Clade of ornithocheiran pterosaurs

Targaryendraconia is an extinct clade of lanceodontian pterosaurs that lived from the Early to Late Cretaceous period in Europe, North America, South America, and Australia.

==Classification==
Below is a cladogram following a topology by Pêgas and colleagues in 2019. In their analysis, they recovered Targaryendraconia as the sister taxon of the clade Anhangueria, both of which are within the more inclusive group Ornithocheirae. Targaryendraconia is split into two families: the Targaryendraconidae, which contains Aussiedraco, Barbosania, and Targaryendraco, and the Cimoliopteridae, which contains Aetodactylus, Camposipterus, and Cimoliopterus.

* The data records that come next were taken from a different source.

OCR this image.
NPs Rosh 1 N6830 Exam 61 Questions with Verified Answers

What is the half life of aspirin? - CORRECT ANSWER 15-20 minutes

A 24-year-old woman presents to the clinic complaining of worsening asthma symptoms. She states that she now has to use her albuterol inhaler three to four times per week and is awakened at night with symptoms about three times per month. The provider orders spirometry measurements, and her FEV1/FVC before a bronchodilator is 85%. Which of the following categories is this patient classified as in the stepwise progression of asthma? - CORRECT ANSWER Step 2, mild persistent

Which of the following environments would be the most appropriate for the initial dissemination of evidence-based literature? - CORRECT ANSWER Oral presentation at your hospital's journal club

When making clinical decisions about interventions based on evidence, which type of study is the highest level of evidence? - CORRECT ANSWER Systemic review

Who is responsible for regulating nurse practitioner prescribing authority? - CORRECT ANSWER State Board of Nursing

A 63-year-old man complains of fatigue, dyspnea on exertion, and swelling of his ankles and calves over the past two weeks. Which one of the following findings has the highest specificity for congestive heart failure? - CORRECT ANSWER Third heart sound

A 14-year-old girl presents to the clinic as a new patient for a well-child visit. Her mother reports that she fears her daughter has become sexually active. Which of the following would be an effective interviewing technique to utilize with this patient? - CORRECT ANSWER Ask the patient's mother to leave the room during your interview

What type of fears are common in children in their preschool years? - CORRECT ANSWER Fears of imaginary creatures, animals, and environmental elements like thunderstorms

Contrastingly, a study by Alexander Averianov in 2025, describing the new targaryendraconian Saratovia, failed to recover the existence of a cimoliopterid clade. Instead, Cimoliopterus cuvieri, Cimoliopterus dunni, Saratovia, and a grouping of Camposipterus and Aetodactylus formed an unresolved polytomy with Targaryendraconidae. He argued that the distinction between the two groups of targaryendraconian were likely caused due to the incompleteness of known remains; cimoliopterids are characterized by traits of the upper jaw, and targaryendraconids by those of the lower jaw. Most of the known genera are only known from upper or lower jaw, and the complete skull of Barbosania is preserved in a manner preventing study of the interior surface of the jaw. It was also noted that several uniting characteristics of Anhangueria and Anhangueridae are not evaluable in most or all members of Targaryendraconia.